Origins[edit | edit source]

This fifteenth century sword and jeweled cloth crown belonged to the famed Vlad III, Prince of Wallachia, otherwise known as Vlad the Impaler. Vlad the III was well known for his strict laws and harsh punishments, his favorite of which was death by impaling. Under his orders, well over 80,000 people were executed, mostly those who identified themselves with his enemy, the Ottoman Empire.

Effects[edit | edit source]

A Bifurcated set, the crown acts as a vessel of energy for the sword. Separate they will try to reunite, influencing people to search out the other half at any, frequently bloody and violent, cost.

When worn, the crown amplifies feeling of paranoia and fear, specifically about other taking what the wearer has or perceived attacks or conspiracies directed at them. While they can lead to aggressive behavior the effects are otherwise harmless.

The sword seeks to punish anyone who acts against its wielder, often making them lash out in violence. The connection between the artifacts may cause the wielder of the sword to react to threats (real or imagined) directed at the wearer of the hat, regardless of distance.

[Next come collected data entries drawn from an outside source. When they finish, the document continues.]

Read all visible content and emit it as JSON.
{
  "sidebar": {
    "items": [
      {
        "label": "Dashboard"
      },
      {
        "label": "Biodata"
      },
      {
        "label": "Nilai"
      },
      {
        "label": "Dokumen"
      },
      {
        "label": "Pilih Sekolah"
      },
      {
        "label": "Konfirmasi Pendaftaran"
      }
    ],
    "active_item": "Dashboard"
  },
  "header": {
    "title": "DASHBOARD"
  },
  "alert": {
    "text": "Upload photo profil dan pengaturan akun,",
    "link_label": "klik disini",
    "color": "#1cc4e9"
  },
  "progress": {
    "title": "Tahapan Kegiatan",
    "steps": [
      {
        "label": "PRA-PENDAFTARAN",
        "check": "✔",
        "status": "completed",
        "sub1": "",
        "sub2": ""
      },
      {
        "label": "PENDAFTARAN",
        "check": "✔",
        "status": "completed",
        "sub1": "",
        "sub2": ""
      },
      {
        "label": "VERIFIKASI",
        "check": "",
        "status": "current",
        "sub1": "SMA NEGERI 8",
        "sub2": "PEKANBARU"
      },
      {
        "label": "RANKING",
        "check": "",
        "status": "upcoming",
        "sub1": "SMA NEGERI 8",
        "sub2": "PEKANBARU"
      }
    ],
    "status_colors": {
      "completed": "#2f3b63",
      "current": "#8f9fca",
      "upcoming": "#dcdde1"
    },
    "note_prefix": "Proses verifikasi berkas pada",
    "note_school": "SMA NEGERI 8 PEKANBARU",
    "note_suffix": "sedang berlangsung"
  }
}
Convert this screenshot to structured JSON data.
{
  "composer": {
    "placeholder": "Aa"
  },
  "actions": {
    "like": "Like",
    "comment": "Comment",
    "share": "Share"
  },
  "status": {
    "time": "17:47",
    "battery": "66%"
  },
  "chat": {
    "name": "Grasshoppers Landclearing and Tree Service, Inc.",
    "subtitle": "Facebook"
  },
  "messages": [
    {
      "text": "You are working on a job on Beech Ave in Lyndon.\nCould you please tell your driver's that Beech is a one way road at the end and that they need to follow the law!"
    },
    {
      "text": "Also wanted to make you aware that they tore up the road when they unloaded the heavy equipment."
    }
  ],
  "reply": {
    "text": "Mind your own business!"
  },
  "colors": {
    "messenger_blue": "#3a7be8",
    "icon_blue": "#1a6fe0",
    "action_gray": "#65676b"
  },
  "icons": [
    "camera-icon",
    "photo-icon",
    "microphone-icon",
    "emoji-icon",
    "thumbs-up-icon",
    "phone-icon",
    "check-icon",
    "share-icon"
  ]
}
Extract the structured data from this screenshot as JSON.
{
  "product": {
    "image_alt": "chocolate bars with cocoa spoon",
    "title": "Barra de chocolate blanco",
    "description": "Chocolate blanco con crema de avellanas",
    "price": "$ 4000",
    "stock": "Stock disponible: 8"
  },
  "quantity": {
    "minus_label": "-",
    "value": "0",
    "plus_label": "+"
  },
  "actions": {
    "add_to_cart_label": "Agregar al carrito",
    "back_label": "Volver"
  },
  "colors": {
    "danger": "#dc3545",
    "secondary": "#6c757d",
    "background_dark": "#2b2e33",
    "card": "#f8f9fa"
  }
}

When worn and wielded by the same individual, the sword will feed off the negative mental state caused by the crown. This fuels the sword's primary effect, pointing it at a person will cause them to be immediately impaled by an invisible stake seeming to erupt from the ground. This effect is almost always instantly fatal.

Each victim impaled will ease the effects of the crown, making the wearer feel more secure. This can have an addictive quality, causing the wielder to seek out and impale any perceived threat to make themselves feel safer.